All the medications used for rejection or to prevent rejection increase a patient’s susceptibility to infections and possibly, even though this is more remote, the development of tumours. Various medicines are used, and each has its own set of effects and side effects. Cortisone-like drugs, like prednisone, produce some fluid retention and puffiness of the face, and they carry a risk of worsening or bringing out diabetes and osteoporosis. Osteoporosis is a loss of mineral from the bone.
Some drugs produce some tendency of high blood pressure as well as diabetes. Cyclosporine can cause growth of body hair as well as periodontal disease or dental disease in your mouth. The dose of cyclosporine must be very carefully regulated.
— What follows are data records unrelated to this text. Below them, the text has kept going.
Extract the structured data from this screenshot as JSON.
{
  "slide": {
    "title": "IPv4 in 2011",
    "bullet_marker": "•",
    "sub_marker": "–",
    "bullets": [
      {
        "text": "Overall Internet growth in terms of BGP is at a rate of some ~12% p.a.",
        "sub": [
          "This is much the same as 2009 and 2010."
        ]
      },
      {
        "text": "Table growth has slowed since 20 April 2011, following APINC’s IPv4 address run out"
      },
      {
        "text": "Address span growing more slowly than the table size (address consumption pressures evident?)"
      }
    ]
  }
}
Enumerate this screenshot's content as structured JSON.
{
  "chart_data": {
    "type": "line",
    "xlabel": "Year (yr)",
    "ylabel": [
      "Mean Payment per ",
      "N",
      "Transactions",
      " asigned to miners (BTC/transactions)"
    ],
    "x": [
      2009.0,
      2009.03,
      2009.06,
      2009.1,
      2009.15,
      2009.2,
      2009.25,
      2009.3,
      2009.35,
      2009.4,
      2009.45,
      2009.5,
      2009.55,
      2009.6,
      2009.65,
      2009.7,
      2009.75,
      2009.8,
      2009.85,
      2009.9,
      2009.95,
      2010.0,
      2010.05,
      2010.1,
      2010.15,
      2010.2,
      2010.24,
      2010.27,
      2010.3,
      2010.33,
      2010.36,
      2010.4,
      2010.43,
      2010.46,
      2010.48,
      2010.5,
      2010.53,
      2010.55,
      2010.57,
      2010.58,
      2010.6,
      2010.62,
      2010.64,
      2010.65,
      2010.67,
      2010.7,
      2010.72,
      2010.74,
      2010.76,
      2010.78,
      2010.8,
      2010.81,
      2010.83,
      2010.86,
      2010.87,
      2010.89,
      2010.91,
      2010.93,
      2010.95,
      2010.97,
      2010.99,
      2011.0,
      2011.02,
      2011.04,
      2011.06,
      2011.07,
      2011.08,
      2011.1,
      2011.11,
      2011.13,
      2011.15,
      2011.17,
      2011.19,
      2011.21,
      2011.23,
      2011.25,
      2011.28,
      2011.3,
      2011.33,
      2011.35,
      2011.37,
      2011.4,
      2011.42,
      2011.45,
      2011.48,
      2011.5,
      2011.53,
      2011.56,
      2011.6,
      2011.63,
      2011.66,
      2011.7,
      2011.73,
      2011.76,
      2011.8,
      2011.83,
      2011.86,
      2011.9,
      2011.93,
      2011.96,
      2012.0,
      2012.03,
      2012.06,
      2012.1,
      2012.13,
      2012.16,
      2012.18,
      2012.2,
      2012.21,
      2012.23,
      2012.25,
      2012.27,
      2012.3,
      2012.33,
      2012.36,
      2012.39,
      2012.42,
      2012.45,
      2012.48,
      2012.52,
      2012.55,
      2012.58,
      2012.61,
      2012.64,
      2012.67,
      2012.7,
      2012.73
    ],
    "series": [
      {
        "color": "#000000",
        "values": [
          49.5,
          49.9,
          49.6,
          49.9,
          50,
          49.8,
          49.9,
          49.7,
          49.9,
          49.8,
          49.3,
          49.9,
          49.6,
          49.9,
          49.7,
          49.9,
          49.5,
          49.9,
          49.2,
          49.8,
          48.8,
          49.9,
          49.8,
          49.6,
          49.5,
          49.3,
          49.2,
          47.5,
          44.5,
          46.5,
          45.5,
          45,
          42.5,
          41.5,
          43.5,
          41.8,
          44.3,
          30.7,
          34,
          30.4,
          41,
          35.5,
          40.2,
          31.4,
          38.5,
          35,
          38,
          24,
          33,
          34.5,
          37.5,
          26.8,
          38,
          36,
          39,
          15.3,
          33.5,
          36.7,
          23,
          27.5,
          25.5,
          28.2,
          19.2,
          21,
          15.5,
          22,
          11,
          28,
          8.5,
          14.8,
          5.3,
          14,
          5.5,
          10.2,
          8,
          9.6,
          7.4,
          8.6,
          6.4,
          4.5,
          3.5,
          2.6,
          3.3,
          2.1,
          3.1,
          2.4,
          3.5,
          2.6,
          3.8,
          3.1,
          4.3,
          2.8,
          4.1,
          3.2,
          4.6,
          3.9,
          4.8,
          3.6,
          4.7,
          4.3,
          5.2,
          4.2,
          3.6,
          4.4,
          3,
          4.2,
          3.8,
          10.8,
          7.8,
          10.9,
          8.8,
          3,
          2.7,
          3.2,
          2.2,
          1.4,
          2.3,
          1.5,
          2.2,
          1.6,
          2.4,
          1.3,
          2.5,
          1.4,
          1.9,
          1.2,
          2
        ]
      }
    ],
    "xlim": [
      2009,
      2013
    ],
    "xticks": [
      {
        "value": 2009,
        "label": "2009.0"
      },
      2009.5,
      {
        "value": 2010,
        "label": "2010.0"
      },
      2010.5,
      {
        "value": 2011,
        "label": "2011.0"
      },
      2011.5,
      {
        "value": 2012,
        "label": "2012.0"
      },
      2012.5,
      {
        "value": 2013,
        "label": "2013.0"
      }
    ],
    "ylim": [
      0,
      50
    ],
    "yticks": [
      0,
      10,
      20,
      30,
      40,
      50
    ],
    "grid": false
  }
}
Kidney damage can occur from cyclosporine or other drugs, but this can usually be avoided by monitoring the medications levels in the patient’s blood.
A large number of diseases are capable of decreasing or interfering with the liver’s function that’s sufficient to threaten the life of the patient. Most of these diseases are potentially treatable with liver transplantation. In adults, cirrhosis – which is a heavy accumulation of scar tissue due to the death of liver cells because of chronic viral hepatitis such as hepatitis C – is the most common disease for which liver transplantation is performed. In children, the disease most often treated by liver transplantation is biliary artesia, which is a failure of bile ducts to develop normally and drain bile from the liver.
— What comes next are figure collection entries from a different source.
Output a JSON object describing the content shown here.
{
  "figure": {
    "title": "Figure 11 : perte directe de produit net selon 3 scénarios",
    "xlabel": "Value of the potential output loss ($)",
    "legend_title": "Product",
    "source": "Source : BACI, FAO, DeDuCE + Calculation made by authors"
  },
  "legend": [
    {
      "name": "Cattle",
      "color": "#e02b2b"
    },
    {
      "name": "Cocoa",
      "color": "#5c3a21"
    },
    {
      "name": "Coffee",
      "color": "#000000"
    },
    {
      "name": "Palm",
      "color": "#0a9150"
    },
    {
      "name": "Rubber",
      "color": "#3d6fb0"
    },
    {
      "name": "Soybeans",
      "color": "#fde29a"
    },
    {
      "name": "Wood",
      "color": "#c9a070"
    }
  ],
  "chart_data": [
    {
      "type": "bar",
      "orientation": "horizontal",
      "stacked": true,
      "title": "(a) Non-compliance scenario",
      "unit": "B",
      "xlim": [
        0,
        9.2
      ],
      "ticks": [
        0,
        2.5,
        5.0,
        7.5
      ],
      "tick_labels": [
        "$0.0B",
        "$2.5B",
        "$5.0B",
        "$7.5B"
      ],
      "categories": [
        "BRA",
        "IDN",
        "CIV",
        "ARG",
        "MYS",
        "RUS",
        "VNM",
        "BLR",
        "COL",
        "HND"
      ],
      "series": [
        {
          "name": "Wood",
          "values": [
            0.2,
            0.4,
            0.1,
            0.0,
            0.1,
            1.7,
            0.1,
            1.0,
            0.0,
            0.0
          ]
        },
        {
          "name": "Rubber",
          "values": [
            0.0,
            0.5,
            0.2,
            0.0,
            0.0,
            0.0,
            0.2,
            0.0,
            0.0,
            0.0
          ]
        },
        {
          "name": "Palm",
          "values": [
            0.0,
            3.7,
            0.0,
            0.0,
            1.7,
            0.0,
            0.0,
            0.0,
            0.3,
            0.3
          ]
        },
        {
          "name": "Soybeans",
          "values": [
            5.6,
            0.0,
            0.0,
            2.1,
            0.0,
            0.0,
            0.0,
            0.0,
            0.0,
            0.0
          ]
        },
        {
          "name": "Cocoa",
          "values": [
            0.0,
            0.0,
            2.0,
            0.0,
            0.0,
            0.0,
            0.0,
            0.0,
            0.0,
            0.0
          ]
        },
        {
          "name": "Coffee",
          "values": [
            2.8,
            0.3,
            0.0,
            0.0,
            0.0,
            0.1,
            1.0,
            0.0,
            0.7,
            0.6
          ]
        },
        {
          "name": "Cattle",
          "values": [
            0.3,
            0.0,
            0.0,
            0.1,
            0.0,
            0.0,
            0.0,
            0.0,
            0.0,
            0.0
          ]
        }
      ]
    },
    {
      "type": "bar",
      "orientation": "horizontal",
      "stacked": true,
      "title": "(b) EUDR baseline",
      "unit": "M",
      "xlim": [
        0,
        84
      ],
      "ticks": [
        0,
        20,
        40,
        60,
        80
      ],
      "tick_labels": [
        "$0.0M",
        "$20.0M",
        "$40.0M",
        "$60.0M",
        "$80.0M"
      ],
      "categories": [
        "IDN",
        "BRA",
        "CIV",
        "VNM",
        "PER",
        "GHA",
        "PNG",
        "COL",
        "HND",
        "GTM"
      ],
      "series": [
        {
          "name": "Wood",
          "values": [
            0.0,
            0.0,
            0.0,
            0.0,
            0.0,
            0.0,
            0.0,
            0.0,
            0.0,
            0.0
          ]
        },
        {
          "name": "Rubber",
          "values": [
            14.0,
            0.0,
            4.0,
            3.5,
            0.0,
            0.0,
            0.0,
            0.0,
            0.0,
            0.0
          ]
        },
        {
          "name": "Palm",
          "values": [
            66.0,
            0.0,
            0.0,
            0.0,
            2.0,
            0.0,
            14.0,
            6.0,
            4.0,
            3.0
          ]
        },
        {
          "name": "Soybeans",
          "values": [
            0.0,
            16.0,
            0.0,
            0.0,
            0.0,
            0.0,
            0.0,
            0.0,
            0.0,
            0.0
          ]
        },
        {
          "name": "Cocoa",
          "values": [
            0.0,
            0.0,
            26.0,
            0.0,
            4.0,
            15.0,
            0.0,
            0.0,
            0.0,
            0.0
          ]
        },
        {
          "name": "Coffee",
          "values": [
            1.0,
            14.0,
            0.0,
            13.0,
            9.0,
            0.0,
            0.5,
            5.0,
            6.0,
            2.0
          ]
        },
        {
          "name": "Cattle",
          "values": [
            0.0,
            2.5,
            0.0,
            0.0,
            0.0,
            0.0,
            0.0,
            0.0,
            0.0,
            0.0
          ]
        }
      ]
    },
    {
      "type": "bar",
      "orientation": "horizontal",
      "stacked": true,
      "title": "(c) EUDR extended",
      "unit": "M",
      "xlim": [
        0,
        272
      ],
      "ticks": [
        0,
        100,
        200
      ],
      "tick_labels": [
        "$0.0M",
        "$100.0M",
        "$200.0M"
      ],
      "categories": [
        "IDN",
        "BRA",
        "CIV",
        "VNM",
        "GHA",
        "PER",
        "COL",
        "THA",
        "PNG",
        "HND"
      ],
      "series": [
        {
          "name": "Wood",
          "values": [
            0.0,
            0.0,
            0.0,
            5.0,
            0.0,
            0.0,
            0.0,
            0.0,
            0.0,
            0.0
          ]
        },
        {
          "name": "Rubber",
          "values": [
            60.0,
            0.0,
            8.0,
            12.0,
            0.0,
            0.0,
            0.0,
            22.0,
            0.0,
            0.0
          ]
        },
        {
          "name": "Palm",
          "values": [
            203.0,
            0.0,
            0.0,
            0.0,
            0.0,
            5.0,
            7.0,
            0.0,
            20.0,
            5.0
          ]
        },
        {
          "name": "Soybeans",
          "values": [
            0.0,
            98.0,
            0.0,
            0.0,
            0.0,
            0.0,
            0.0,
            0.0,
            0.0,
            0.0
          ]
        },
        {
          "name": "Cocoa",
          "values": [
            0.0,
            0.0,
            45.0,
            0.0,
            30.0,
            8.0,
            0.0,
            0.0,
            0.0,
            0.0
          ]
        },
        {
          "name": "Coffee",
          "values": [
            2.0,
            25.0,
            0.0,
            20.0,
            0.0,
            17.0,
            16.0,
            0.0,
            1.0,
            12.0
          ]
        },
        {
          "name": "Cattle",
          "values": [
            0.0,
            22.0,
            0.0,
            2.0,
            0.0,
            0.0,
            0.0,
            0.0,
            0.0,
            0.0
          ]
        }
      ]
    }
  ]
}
Most people who develop cirrhosis of the liver due to excessive alcohol use do not need a liver transplant; they just need to stop drinking. Abstinence from alcohol and treatment of complications of alcohol induced cirrhosis usually allow them to live for a long period of time without a liver transplant. For patients with advanced liver disease, where prolonged abstinence and medical treatment fail to restore health and liver disease is progressive, liver transplantation may be considered. All patients in this setting must be alcohol free for at least 6 months before they can be listed for a liver transplant and have random alcohol and toxins screens as well.
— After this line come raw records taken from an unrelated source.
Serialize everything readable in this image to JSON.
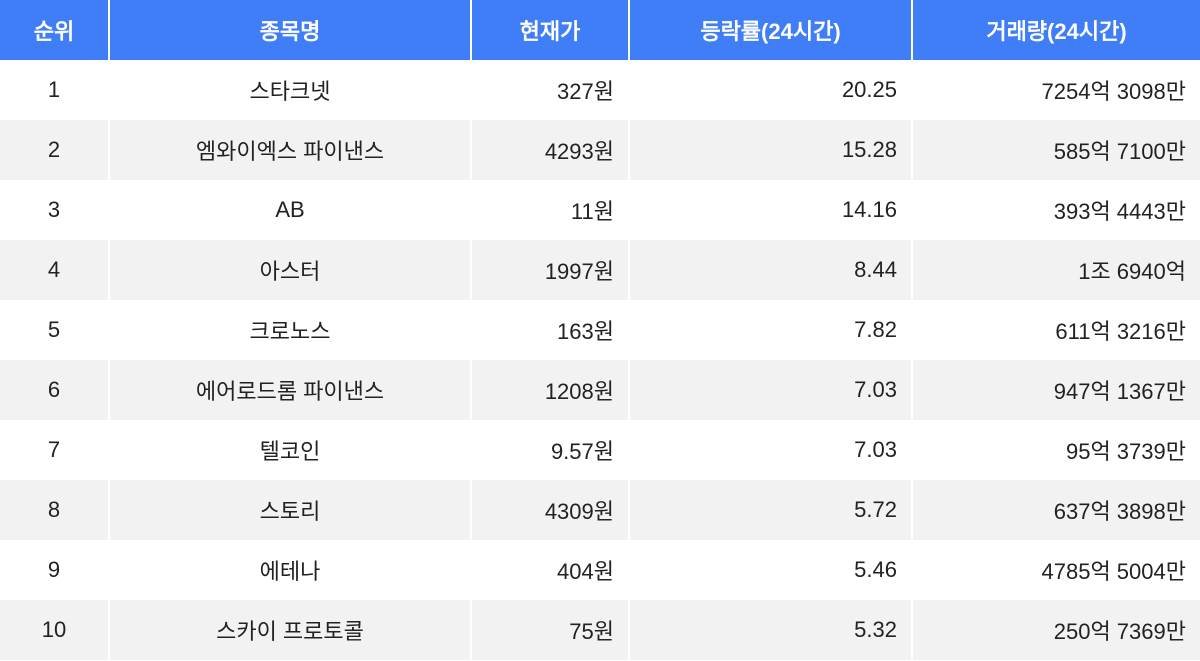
{
  "table": {
    "columns": [
      "순위",
      "종목명",
      "현재가",
      "등락률(24시간)",
      "거래량(24시간)"
    ],
    "rows": [
      [
        "1",
        "스타크넷",
        "327원",
        "20.25",
        "7254억 3098만"
      ],
      [
        "2",
        "엠와이엑스 파이낸스",
        "4293원",
        "15.28",
        "585억 7100만"
      ],
      [
        "3",
        "AB",
        "11원",
        "14.16",
        "393억 4443만"
      ],
      [
        "4",
        "아스터",
        "1997원",
        "8.44",
        "1조 6940억"
      ],
      [
        "5",
        "크로노스",
        "163원",
        "7.82",
        "611억 3216만"
      ],
      [
        "6",
        "에어로드롬 파이낸스",
        "1208원",
        "7.03",
        "947억 1367만"
      ],
      [
        "7",
        "텔코인",
        "9.57원",
        "7.03",
        "95억 3739만"
      ],
      [
        "8",
        "스토리",
        "4309원",
        "5.72",
        "637억 3898만"
      ],
      [
        "9",
        "에테나",
        "404원",
        "5.46",
        "4785억 5004만"
      ],
      [
        "10",
        "스카이 프로토콜",
        "75원",
        "5.32",
        "250억 7369만"
      ]
    ]
  }
}
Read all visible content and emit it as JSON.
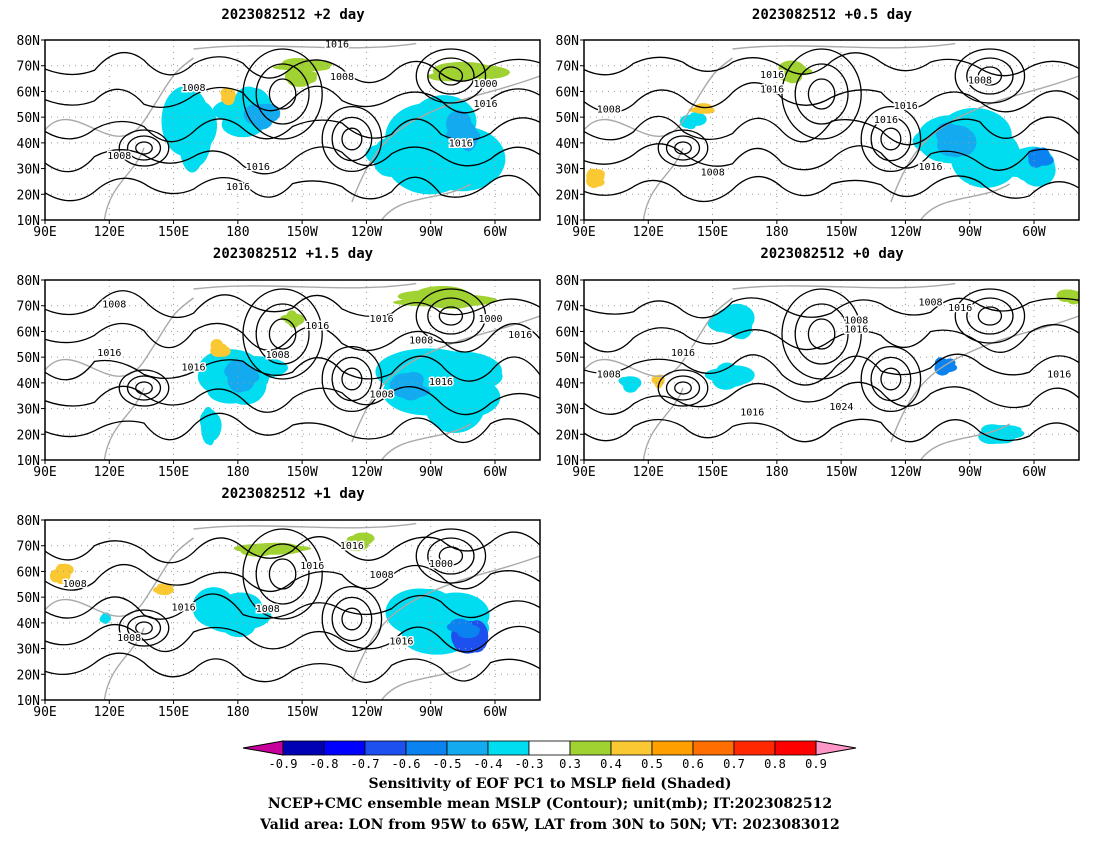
{
  "panels": [
    {
      "id": "p2d",
      "title": "2023082512 +2 day"
    },
    {
      "id": "p05d",
      "title": "2023082512 +0.5 day"
    },
    {
      "id": "p15d",
      "title": "2023082512 +1.5 day"
    },
    {
      "id": "p0d",
      "title": "2023082512 +0 day"
    },
    {
      "id": "p1d",
      "title": "2023082512 +1 day"
    }
  ],
  "axes": {
    "lat_ticks": [
      "80N",
      "70N",
      "60N",
      "50N",
      "40N",
      "30N",
      "20N",
      "10N"
    ],
    "lon_ticks": [
      "90E",
      "120E",
      "150E",
      "180",
      "150W",
      "120W",
      "90W",
      "60W"
    ]
  },
  "contour_labels": {
    "p2d": [
      "1016",
      "1008",
      "1008",
      "1000",
      "1016",
      "1008",
      "1016",
      "1016",
      "1016"
    ],
    "p05d": [
      "1008",
      "1016",
      "1016",
      "1008",
      "1016",
      "1008",
      "1016",
      "1016"
    ],
    "p15d": [
      "1008",
      "1016",
      "1016",
      "1016",
      "1008",
      "1016",
      "1008",
      "1000",
      "1016",
      "1008",
      "1016"
    ],
    "p0d": [
      "1016",
      "1008",
      "1016",
      "1008",
      "1016",
      "1024",
      "1016",
      "1008",
      "1016"
    ],
    "p1d": [
      "1008",
      "1008",
      "1016",
      "1008",
      "1016",
      "1016",
      "1008",
      "1000",
      "1016"
    ]
  },
  "colorbar": {
    "labels": [
      "-0.9",
      "-0.8",
      "-0.7",
      "-0.6",
      "-0.5",
      "-0.4",
      "-0.3",
      "0.3",
      "0.4",
      "0.5",
      "0.6",
      "0.7",
      "0.8",
      "0.9"
    ],
    "colors": [
      "#0000b4",
      "#0000ff",
      "#1e50f0",
      "#0a82f0",
      "#14aaf0",
      "#00dcf0",
      "#ffffff",
      "#a0d232",
      "#fac832",
      "#ffa000",
      "#ff6e00",
      "#ff2800",
      "#ff0000"
    ],
    "left_end_color": "#c8009b",
    "right_end_color": "#ff96c8"
  },
  "footer": {
    "line1": "Sensitivity of EOF PC1 to MSLP field (Shaded)",
    "line2": "NCEP+CMC ensemble mean MSLP (Contour); unit(mb); IT:2023082512",
    "line3": "Valid area: LON from 95W to 65W, LAT from 30N to 50N; VT: 2023083012"
  }
}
Most cancers of the liver begin somewhere else in the body and spread to the liver. The most common example is colon cancer, but of course there are a number of other cancers that can spread (metastasize) to the liver. Typically these are not curable with a liver transplant, and thus, these patients are not transplant candidates. Liver tumours that start in the liver, such as hepatocellular carcinoma, that have not spread to other organs can be cured by transplantation. However, if the liver cancer has spread outside the liver, the patient is not a candidate for liver transplantation. Patients with a single tumour that is less than 5 cm in size or have no more than three tumours all less than 3 cm in size can be cured with liver transplantation and have excellent long term survival.
There are a number of effective medications that exist to treat a variety of liver diseases, while for other liver diseases medical treatment of complications is really all that can be done, especially in patients with true end-stage liver disease. Treatment of complications may be all that is required if the liver is not failing and liver transplantation may not be required in many cases. Otherwise, medical treatment delays, but does not eliminate, the patient’s need for a liver transplantation.
Yes and no. Medical treatment is likely to allow a patient’s prolonged survival with good quality of life, then transplantation would be reserved for the future. However, ideally liver transplant surgery is undertaken before the patient’s disease is at the terminal stage when he or she is too ill to withstand major surgery and will not survive until a suitable donor liver is available.